Posted by Ysengrimus sur 7 août 2019

L’ordre établi contemporain pseudo-moderne et éclairé est en fait hautement facho-compatible. Il génère les fascismes, les nostalgies du capitalisme de papa, les phalanges xénophobes, les groupes armés, les 3% et autres meutes grondantes et rampantes. C’est une hypocrisie intégrale de dirigeants centristes sans intégrité ni entrailles que de prendre des grands airs affligés quand ces phénomènes sociologiques brunâtres se manifestent et viennent faire leur petit tour dans les médias.
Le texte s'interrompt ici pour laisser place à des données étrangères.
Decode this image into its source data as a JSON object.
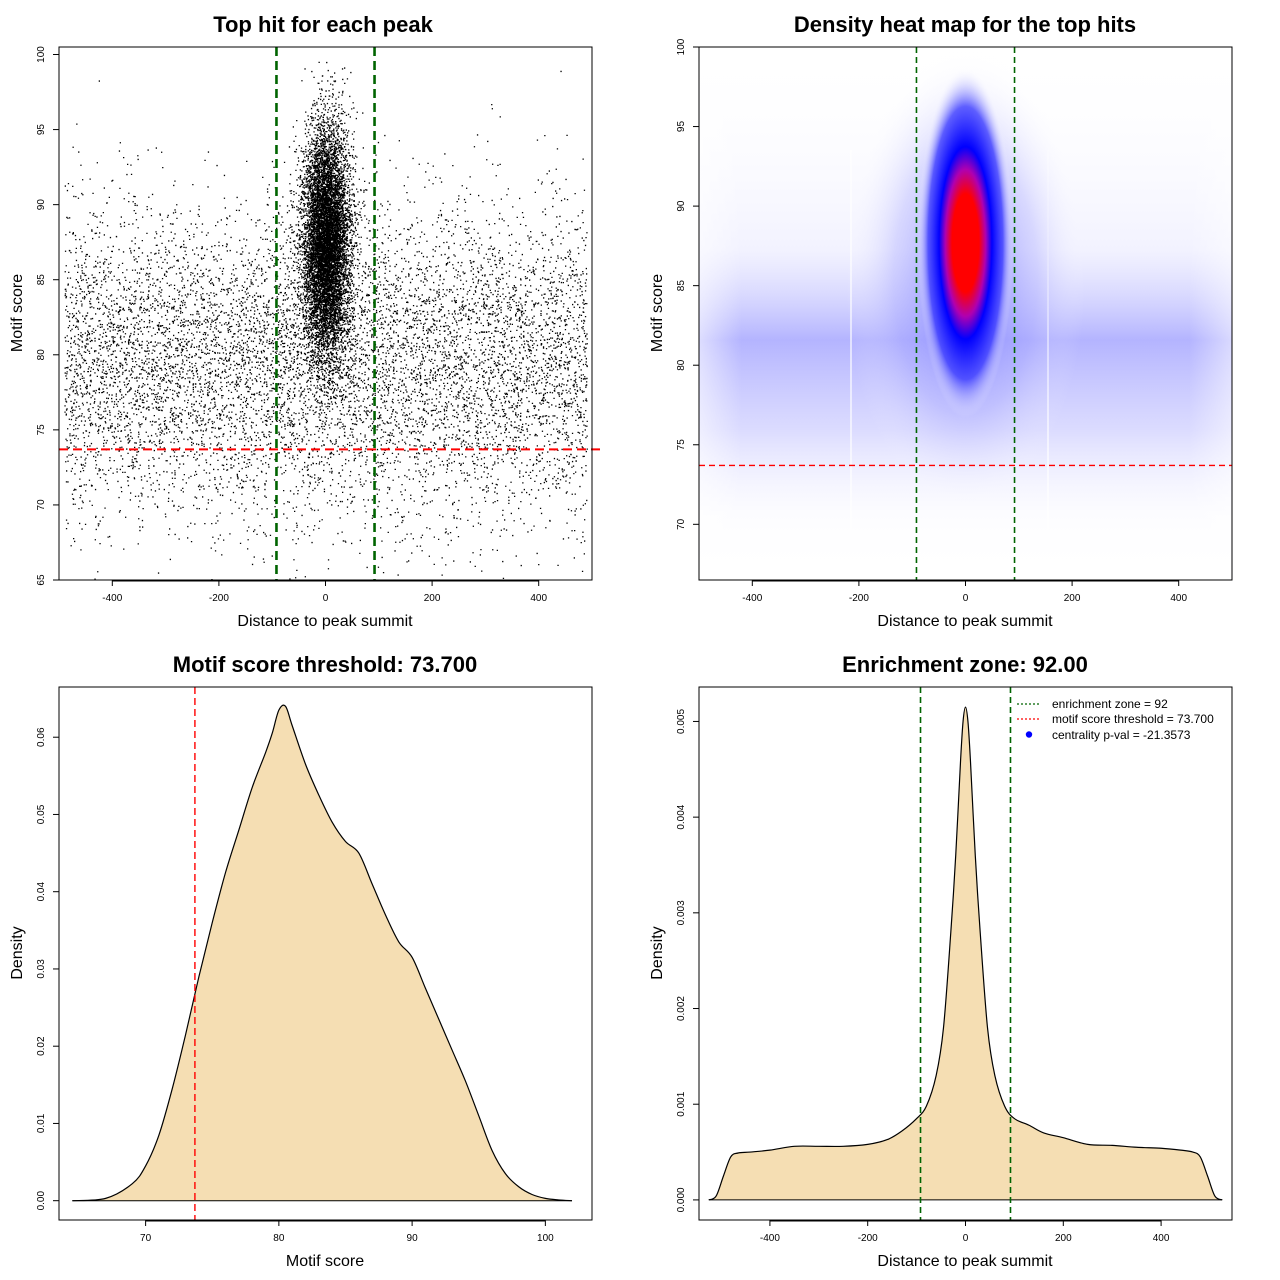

Nos gouvernants hypocrites et véreux nous racontent que ces groupes qui se baladent dans la nature en portant des armes sont surveillés par la police et tout et tout. Le fait est que si ces colonnes armées s’appelaient Organisation Drapeau Rouge Anticapitaliste, leurs membres seraient déjà tous en taule pour port d’arme illégal et soi-disant encouragement au soi-disant terrorisme. Mais comme ce sont des fachos, on les laisse bien tranquilles, en se lamentant qu’ils ont droit à leur petite liberté d’expression suspecte et gna et gna et gnagnagna. C’est exactement comme les radios poubelles. Si les radios poubelles prônaient la révolution prolétarienne, elles seraient déjà fermées, claquemurées, cadenassées. Elles gueulent facho, miso, omniphobe et xéno. On les laisse faire. Notre petit ordre établi propret et fausset est totalement facho-compatible. Mais pourquoi donc? J’y vois deux grandes raisons.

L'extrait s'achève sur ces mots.